New 10% incremental cash reserve requirement could suck in Rs 1 lakh crore from circulation

The move would imply a temporary liquidity depletion of around Rs 99,600 crore to Rs 1.15 lakh crore and absorb the surplus liquidity generated by the return of the Rs 2000 notes to the banks.
Reserve Bank of India Governor Shaktikanta Das. (File Photo |PTI)
Reserve Bank of India Governor Shaktikanta Das. (File Photo |PTI)

NEW DELHI: So, how can the RBI's decision to impose an incremental cash reserve ratio (ICRR) of 10% impact the liquidity in the banking system?

According to analysts, the decision will lead to temporary liquidity depletion of around Rs 1 lakh crore at an effective CRR of 14.5% for the period May 19 to July 28 (RBI has said this will be with effect from the fortnight starting August 12).

According to Madhavi Arora, lead economist, Emkay Global Financial Services, imposition of ICRR of 10% on Net Demand and Time Liabilities (NDTL) for the said period would imply a temporary liquidity depletion of around Rs 99,600 crore to Rs 1.15 lakh crore (excluding the HDFC twin merger).
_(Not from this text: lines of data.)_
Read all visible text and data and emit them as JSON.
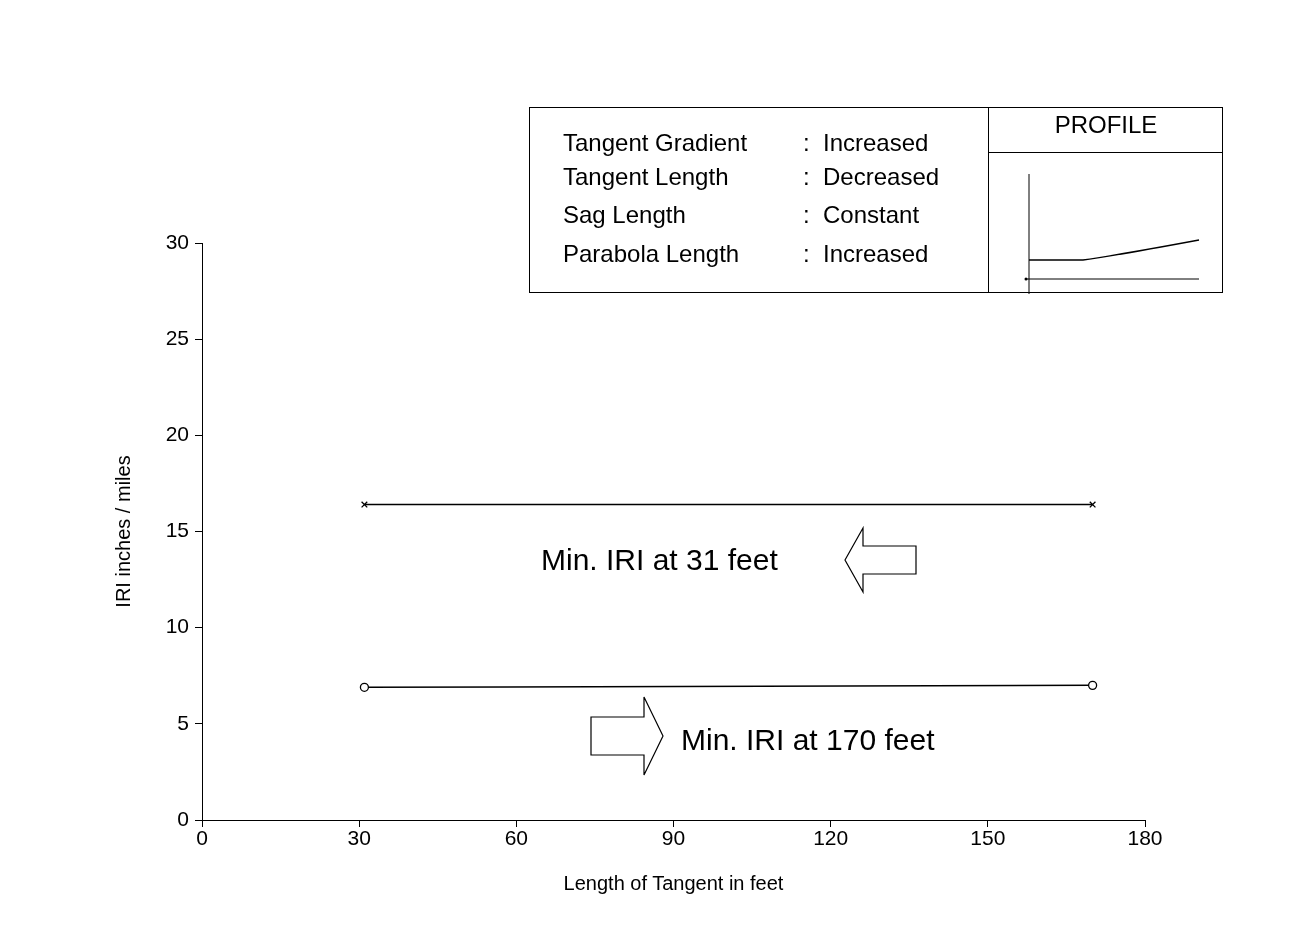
{
  "chart_data": {
    "type": "line",
    "xlabel": "Length of Tangent in feet",
    "ylabel": "IRI inches / miles",
    "x": [
      31,
      170
    ],
    "series": [
      {
        "color": "#000000",
        "values": [
          16.4,
          16.4
        ],
        "marker": "cross"
      },
      {
        "color": "#000000",
        "values": [
          6.9,
          7.0
        ],
        "marker": "circle"
      }
    ],
    "xlim": [
      0,
      180
    ],
    "xticks": [
      0,
      30,
      60,
      90,
      120,
      150,
      180
    ],
    "ylim": [
      0,
      30
    ],
    "yticks": [
      0,
      5,
      10,
      15,
      20,
      25,
      30
    ],
    "grid": false,
    "legend": false,
    "line_style": "solid",
    "annotations": [
      "Min. IRI at 31 feet",
      "Min. IRI at 170 feet",
      "Tangent Gradient : Increased",
      "Tangent Length : Decreased",
      "Sag Length : Constant",
      "Parabola Length : Increased",
      "PROFILE"
    ]
  }
}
This she says assuming an effective CRR of 14.5% for the period concerned (existing CRR is 4.5%).

According to her, the immediate impact of RBI absorbing liquidity via ICRR will be mild hardening of money market rates for borrowers including NBFCs/corporates, while for banks as well there will be slight impact on their Net Interest Margin securities (3-4 bps) depending on the instruments where they were parking the money (assuming 14.5% effective CRR). 

The announcement to impose 10% ICRR saw immediate reaction from the equity market with the Nifty Bank index falling from 44,980 to 44,479 in no time. However, the index has now consolidated around 44,700 levels.

While announcing the imposition of 10% ICRR, RBI governor Shaktikanta Das said that this measure is intended to absorb the surplus liquidity generated by various factors referred to earlier including the return of Rs 2000 notes to the banking system.

"This is purely a temporary measure for managing the liquidity overhang. Even after this temporary impounding, there will be adequate liquidity in the system to meet the credit needs of the economy," he said.

Madhavi Arora says that while only some banks (Public Sector Banks specifically) benefitted more than others from the liquidity glut due to the Rs 2K notes withdrawal, all the banks will have to maintain the ICRR and this could be construed as unfair to some banks who did not benefit much from the Rs 2K notes withdrawal (mainly Privare Sector Banks).

According to Arora, if the ICRR of 10% had been assumed to include the existing CRR of 4.5%, the liquidity depletion would have only amounted to Rs55,000-65,000 crore.

She says that the move would also lead to some interest loss for banks, as banks were parking the short-term liquidity into STPL (short-term personal loans) and money markets, instead of parking with RBI in VRRR, which also helped in some softening of CP/CD rates.